My C64 didn't come with stacks of manuals... but it did come with two thick spiral-bound books; "User Guide" details the inner workings of the machine, explains everything all the way down to teaching about bytes and bits. Has a pull-out full-page schematic of the computer. Then it also came with a thicker "Programmers Reference Guide," and it talks about both BASIC and assembly language programming.
The last new computer I got from work is one of those Thinkpads... if I remember right, it only came with one 8.5x11 page with 4 comic-like panels of pictures explaining how to plug it in and turn it on. That was it.
I want books detailing every aspect of my machine, including poster-size die shots of every piece of silicon. And scratch-and-sniff stickers that smell like magic smoke.
Kaypro was targeted towards business users, but they were the power user's computer. It actually had more manuals than my first IBM (yes, a real IBM) machine had. The IBM only came with some basic instructions, but had a GW-BASIC, PC-DOS, and an optional DOS reference guide. Since no software was bundled - no manuals.
I remember the stuff that came with the C64, I had a copy of those manuals up until a few years ago when I did some cleaning. Every peripheral came with it's own spiral bound manual or two.
Now, they just expect you to use Stack Overflow or Expert Sexchange to find your answers.
Ah. I had assumed IBM PC came with all those books that are always being showcased on this or that internet video next to the computer... That machine was released a handful of years before I was even born. So was the C64, but at least I was able to get my hands on one of those, complete in box, for cheap back in maybe 2008. So I guess maybe you had to buy all the IBM books separately. They look expensive.

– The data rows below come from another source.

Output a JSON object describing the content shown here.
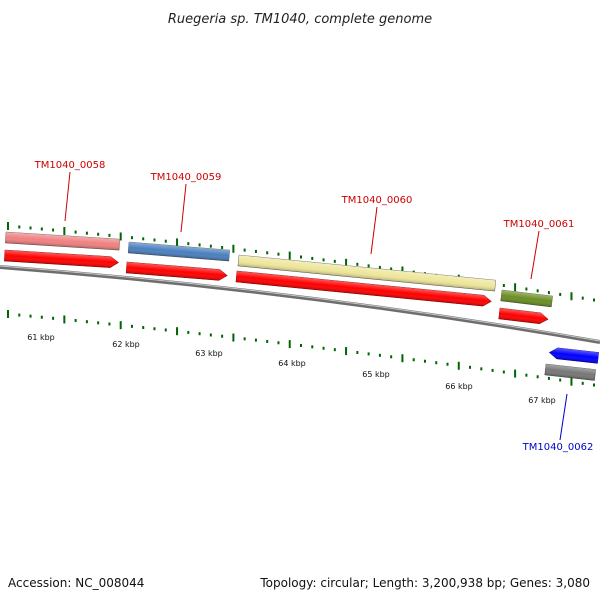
{
  "title": "Ruegeria sp. TM1040, complete genome",
  "footer": {
    "accession": "Accession: NC_008044",
    "summary": "Topology: circular; Length: 3,200,938 bp; Genes: 3,080"
  },
  "colors": {
    "label_forward": "#cc0000",
    "label_reverse": "#0000cc",
    "cds_forward": "#ff0000",
    "cds_reverse": "#0000ff",
    "backbone": "#888888",
    "tick": "#006400"
  },
  "genes": [
    {
      "id": "TM1040_0058",
      "label": "TM1040_0058",
      "strand": "+",
      "feature_color": "#f08080"
    },
    {
      "id": "TM1040_0059",
      "label": "TM1040_0059",
      "strand": "+",
      "feature_color": "#4a7fbf"
    },
    {
      "id": "TM1040_0060",
      "label": "TM1040_0060",
      "strand": "+",
      "feature_color": "#eee69a"
    },
    {
      "id": "TM1040_0061",
      "label": "TM1040_0061",
      "strand": "+",
      "feature_color": "#6b8e23"
    },
    {
      "id": "TM1040_0062",
      "label": "TM1040_0062",
      "strand": "-",
      "feature_color": "#777777"
    }
  ],
  "scale_labels": [
    "61 kbp",
    "62 kbp",
    "63 kbp",
    "64 kbp",
    "65 kbp",
    "66 kbp",
    "67 kbp"
  ]
}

Yes. For a while, every software publisher for the PC followed a similar packaging format with their software, that of a hardback, looseleaf manual that fits in a shell.
I don't think IBM mandated this in any way, it was just follow-the-leader. So if you saw a picture of a bunch of similar manuals, then they had to have bought all of them save the few that came with the machine. The only time I can think of more software being bundled was back around the MS-DOS 1.25 days, when some of the OEMs would include a full copy of MASM with the machine. I used that version clear up into the 90s because it didn't require all the useless definitions later assemblers did, and it would still produce a single-segment .COM program if your code was small enough and didn't need to leap outside the current segment.